The Sims 3
You know, I had these grand plans of actually posting and updating this on a regular basis throughout the month of June; I even typed out a few post drafts. But then The Sims 3 came out (as well as several other things) and I started semi-obsessively playing it. As such, I feel obligated to post about it.
The Sims 3 in a way feels fundamentally different than The Sims 2, though at heart, the same. For one, sims aren’t trapped on their lots anymore. The entire neighborhood is one seamless area, allowing sims to visit neighbors and go into town without having to load areas. Time also progresses universally throughout the neighborhood, so no more going out for a full day, only to return to a lot that hasn’t changed since you left.
You now live in a persistent world. It’s fluid and growing; the new Story Progression feature keeps it as such. Sims outside of your active household will also grow up, fall in love, have children, live their lives and die. Gone is the need to micromanage every single household in order to avoid the awkwardness of being the same age as your great great great uncle (accidental incest is bad).
Story progression though does have strange moments: Computer spawned babies apparently need only one parent. For example, I created a small family consisting of a father and son, moved them into their own house and then left them to their own NPC devices (I wanted interesting neighbors). Several days later, a baby popped out of nowhere. I guess this is the way that the game balances itself, which is alright though someone artificial feeling.

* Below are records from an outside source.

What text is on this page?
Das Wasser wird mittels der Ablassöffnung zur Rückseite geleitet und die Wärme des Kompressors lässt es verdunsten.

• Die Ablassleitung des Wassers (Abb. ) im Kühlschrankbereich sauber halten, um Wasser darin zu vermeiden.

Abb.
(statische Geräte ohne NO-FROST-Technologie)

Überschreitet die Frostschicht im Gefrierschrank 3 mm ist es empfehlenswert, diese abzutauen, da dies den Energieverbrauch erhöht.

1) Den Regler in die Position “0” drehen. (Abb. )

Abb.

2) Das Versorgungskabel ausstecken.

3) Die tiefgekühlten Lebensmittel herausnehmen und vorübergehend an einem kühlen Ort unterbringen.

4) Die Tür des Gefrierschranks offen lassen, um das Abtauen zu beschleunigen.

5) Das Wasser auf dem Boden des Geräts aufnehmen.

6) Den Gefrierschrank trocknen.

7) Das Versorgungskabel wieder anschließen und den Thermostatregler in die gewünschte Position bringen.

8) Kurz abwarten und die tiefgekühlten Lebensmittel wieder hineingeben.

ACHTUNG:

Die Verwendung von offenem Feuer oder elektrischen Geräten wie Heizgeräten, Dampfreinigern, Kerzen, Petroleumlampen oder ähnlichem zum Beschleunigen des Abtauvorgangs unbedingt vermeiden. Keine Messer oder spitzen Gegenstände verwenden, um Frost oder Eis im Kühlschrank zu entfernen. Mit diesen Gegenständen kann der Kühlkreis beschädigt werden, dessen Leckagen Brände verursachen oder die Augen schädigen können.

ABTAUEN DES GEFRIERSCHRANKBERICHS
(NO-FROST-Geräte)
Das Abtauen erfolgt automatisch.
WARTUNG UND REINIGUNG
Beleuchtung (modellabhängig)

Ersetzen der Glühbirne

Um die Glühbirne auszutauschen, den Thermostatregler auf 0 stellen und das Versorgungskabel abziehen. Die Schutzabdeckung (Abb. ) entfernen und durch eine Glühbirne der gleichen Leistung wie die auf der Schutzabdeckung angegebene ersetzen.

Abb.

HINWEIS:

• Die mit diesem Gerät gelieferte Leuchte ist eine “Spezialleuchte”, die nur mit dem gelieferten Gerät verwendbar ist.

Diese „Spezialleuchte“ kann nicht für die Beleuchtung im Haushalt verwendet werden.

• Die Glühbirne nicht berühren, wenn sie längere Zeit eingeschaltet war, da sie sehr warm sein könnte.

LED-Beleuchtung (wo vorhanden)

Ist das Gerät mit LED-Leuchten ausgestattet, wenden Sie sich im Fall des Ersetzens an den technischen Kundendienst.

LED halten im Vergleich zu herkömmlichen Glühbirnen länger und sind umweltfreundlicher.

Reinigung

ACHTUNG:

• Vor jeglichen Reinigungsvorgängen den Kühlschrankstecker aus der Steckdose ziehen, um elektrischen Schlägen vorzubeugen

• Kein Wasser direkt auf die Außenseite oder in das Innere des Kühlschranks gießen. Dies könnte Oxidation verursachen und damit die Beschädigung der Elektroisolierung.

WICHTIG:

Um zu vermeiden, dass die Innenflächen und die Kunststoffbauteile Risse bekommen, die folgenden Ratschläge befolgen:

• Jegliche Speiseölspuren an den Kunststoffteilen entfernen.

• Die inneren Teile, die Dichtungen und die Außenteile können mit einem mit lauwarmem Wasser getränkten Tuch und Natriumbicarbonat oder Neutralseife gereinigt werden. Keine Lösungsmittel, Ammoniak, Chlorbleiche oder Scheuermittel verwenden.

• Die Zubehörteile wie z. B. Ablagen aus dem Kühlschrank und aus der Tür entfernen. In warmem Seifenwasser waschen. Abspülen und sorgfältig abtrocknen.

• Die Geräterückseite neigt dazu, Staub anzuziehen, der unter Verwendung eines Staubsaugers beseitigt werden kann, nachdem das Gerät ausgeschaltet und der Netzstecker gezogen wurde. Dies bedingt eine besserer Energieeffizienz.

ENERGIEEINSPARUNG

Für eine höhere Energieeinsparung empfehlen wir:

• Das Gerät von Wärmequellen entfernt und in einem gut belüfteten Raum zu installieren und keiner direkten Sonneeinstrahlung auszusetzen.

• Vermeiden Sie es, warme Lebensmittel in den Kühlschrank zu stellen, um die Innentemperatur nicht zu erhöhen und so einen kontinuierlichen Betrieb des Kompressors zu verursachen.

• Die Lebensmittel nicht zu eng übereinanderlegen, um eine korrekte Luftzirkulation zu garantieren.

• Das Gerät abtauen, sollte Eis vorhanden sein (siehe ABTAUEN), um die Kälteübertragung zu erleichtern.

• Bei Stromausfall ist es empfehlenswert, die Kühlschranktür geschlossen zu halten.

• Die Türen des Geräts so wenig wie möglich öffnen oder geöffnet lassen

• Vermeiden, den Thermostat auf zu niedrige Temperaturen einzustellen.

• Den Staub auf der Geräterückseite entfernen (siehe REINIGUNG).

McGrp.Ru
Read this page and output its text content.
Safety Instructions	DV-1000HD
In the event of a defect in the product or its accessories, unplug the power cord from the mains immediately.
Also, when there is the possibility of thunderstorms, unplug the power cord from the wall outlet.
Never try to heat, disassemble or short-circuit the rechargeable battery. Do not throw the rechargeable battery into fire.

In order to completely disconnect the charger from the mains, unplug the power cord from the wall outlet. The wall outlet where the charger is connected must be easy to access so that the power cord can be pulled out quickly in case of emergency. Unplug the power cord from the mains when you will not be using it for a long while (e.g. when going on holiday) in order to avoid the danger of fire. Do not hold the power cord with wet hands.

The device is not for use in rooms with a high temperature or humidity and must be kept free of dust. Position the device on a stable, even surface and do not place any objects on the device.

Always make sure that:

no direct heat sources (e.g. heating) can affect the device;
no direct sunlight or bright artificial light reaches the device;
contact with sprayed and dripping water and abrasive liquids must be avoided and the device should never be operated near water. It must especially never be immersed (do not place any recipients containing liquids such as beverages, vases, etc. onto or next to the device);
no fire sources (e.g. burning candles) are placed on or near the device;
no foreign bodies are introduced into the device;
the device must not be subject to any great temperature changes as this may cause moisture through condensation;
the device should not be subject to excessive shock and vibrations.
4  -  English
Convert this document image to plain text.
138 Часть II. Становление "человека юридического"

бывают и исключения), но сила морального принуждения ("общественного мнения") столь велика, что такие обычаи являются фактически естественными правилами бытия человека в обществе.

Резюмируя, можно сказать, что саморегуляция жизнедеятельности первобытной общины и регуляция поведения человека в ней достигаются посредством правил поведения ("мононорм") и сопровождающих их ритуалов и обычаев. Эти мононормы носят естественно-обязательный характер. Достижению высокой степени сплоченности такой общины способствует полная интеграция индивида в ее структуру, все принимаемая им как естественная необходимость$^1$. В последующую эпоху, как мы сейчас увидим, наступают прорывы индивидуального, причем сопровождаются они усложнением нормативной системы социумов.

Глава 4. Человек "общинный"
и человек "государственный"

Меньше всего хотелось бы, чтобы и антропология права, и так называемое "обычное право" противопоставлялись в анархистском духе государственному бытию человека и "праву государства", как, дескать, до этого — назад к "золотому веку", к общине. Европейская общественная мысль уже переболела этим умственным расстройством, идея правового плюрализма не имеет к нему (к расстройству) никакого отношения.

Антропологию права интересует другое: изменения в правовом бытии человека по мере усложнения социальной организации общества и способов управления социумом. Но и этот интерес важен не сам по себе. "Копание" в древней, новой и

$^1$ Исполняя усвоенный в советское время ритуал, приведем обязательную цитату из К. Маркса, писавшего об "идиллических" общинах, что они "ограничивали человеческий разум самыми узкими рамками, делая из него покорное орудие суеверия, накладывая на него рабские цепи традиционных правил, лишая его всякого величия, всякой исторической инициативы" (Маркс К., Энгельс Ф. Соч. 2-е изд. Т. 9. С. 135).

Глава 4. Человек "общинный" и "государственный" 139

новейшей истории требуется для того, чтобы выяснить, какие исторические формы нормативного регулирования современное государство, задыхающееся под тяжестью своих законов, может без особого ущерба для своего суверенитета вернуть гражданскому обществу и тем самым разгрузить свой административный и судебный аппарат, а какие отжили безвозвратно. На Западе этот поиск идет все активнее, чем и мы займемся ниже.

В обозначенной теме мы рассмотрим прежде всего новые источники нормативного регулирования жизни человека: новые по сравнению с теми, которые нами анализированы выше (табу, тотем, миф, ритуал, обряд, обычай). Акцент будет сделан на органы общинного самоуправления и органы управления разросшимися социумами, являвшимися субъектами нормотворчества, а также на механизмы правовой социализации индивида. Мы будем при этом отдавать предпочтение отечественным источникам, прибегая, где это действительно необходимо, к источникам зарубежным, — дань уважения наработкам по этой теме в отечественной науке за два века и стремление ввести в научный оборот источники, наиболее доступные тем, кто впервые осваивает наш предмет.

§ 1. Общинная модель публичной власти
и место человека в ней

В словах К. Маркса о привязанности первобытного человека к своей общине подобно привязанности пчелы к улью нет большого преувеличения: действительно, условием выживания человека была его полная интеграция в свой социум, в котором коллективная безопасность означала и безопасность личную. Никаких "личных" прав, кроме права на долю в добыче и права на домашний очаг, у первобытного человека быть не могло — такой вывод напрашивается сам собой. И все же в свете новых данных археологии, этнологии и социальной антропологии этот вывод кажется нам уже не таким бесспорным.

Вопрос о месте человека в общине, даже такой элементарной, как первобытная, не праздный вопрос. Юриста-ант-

The game feels geared towards a single family play. You can swap households, but doing so feels a bit cumbersome in that it requires quite a few mouse clicks (go to the edit neighborhood screen, click change active household, choose the household, etc). When you swap households, short term wishes are reset and you run the risk of story progression doing something negative to that family unless you toggle it off. If you were one of those Sims 2 players who insisted on having absolute control over every household, this change mightfrustrate you somewhat.
Daily life feels like much less of a grind, much of the sim needs and daily micromanagement has either been streamlined or reduced, leaving more time for storytelling and antics. Yours sims don’t need to pee or shower as often and you are able to throw out trash and put items away yourself, rather than having to wait for your sim to do it.
Your Sim’s current ‘state’ is based off of a new moodlets system. Certain activities and conditions will give a buff or debuff to your mood. Each moodlet lasts for a certain duration; Being in a good mood positively influences work performance and social interactions.
You can also change the color and texture of virtually every surface and clothing item in the game. Even so, there is a distinct feeling that EA is holding back on items for the sake of eitherre-releasing them in an expansion pack or on their online store. Where’s the piano and hot tub?
The Sims 3 also runs notably smoother than The Sims 2, even on very large lots with a surplus of items. Keep in mind though, that this is the base game, minus any expansion packs. We will see if this performance improvement holds up in a year or two…
Anyway, there are dozens of fun changes and game mechanics that I skipped over (the traits system, collectibles, body shapes, etc). In short, it’s fun. So fun that it has ate up my urge to do much of anything else during the period of free time that I set aside for gaming and stuff like that. If you enjoyed the other Sims games, you will most definitely enjoy The Sims 3.